Unlike backyard wind generators or ground-based turbines found in coal, gas, or nuclear plants, weight is a critical factor when mounting a turbine hundreds of feet in the air and lightweight permanent magnets are essential.

“The Age” Business Day reported on September 2, 2009, “China accounts for 93 per cent of the production of so-called ”rare earth” elements – and more than 99 per cent of the output for two of them that are vital for a wide range of green energy technologies and military applications like missiles.”

China has been reducing exports of these metals for three years while increasing their domestic use.

“Until spring (2009) it seemed that China’s stranglehold on rare earths might weaken in the next three years – two Australian mines are opening with a combined production equal to a quarter of global output.

But the two companies developing mines – Lynas Corporation (NASDAQ LYSCF) and its smaller rival, Arafura Resources NASDAQ ARAFF) – lost their financing last winter because of the global financial crisis. Buyers deserted Lynas’s planned bond issue and Arafura’s initial public offering.”

China’s government owned mining companies immediately offered to buy 51% of Lynas and 25% of Arafura.

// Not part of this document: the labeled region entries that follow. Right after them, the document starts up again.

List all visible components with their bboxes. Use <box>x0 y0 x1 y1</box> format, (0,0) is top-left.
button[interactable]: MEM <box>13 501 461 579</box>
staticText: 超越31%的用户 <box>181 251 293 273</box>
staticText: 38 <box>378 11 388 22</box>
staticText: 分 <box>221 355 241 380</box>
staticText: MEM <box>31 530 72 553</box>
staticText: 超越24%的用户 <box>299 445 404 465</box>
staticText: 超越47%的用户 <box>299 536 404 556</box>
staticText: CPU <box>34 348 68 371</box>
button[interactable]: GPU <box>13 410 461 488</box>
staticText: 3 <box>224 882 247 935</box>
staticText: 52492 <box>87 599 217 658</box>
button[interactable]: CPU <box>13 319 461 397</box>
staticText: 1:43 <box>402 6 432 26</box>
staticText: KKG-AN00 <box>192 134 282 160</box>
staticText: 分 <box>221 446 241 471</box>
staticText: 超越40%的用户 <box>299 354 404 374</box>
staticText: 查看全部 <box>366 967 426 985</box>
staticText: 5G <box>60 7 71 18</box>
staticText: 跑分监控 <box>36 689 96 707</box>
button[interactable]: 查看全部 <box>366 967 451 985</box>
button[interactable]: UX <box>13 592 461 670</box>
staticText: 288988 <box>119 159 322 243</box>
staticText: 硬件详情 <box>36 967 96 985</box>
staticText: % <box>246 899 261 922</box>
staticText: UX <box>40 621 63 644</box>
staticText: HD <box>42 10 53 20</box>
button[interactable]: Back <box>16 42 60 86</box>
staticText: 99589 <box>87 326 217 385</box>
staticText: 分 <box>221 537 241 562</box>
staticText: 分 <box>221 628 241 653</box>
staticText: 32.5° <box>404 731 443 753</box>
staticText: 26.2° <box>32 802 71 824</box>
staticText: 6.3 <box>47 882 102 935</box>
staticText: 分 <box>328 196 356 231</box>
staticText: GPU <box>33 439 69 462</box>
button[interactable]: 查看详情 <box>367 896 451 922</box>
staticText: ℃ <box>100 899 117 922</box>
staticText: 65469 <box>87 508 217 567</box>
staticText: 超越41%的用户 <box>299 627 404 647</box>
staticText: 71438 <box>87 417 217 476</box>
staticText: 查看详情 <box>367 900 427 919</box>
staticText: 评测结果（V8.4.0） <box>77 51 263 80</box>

http://www.theage.com.au/business/concerns-raised-over-chinas-rare-earth-dominance-20090901-f6xw.html

Unfortunately for the dreamers and politicians, China already has a strangle-hold on the world’s supply of the most critical material needed for electric cars, solar panels, guided missiles, wind turbines, cell phones, even the flu drug Tamiflu.

The U.S. may become much greener over the next few decades, but it will have to do so using Chinese resources and technology – does anyone believe China would pass up this opportunity to become the green technology supplier to the world when they can simply stop exporting the most critical material if others begin to surpass them?

China has the money, the political will, the engineers, the cheap labor, the weak environmental protection, virtually ALL the most critical materials, what more do they need?

I’m not criticizing China, they saw an opportunity and took advantage. The U.S. could have done it. Some European countries tried but didn’t have our resources. U.S. companies used to do the same sort of thing when big banks were willing to invest in something other than gambling.

Please let me know if someone sees a way out of this WITHOUT ignoring the basic facts such as:

Where to get the rare metals when China owns all of the production.

How to compete with vastly more engineering graduates.

How to hire engineers for $7,000/year.

How to hire workers for $1/hr.

How to get companies to fund long-term projects.

How to get politicians to focus on the country and not just pork for their district.

AND, because none of the others matter if you can’t get around this one basic fact – once again, how do you get the material needed to become the world’s leader in green technology when those technologies all require rare earth metals and China owns virtually ALL of the rare earth production in the world?

For all of President Obama’s inspirational talk and honest efforts, no one in the administration (or elsewhere) has answered that basic question.

It is like setting out to be the world’s biggest bread maker but not having secured any source of flour.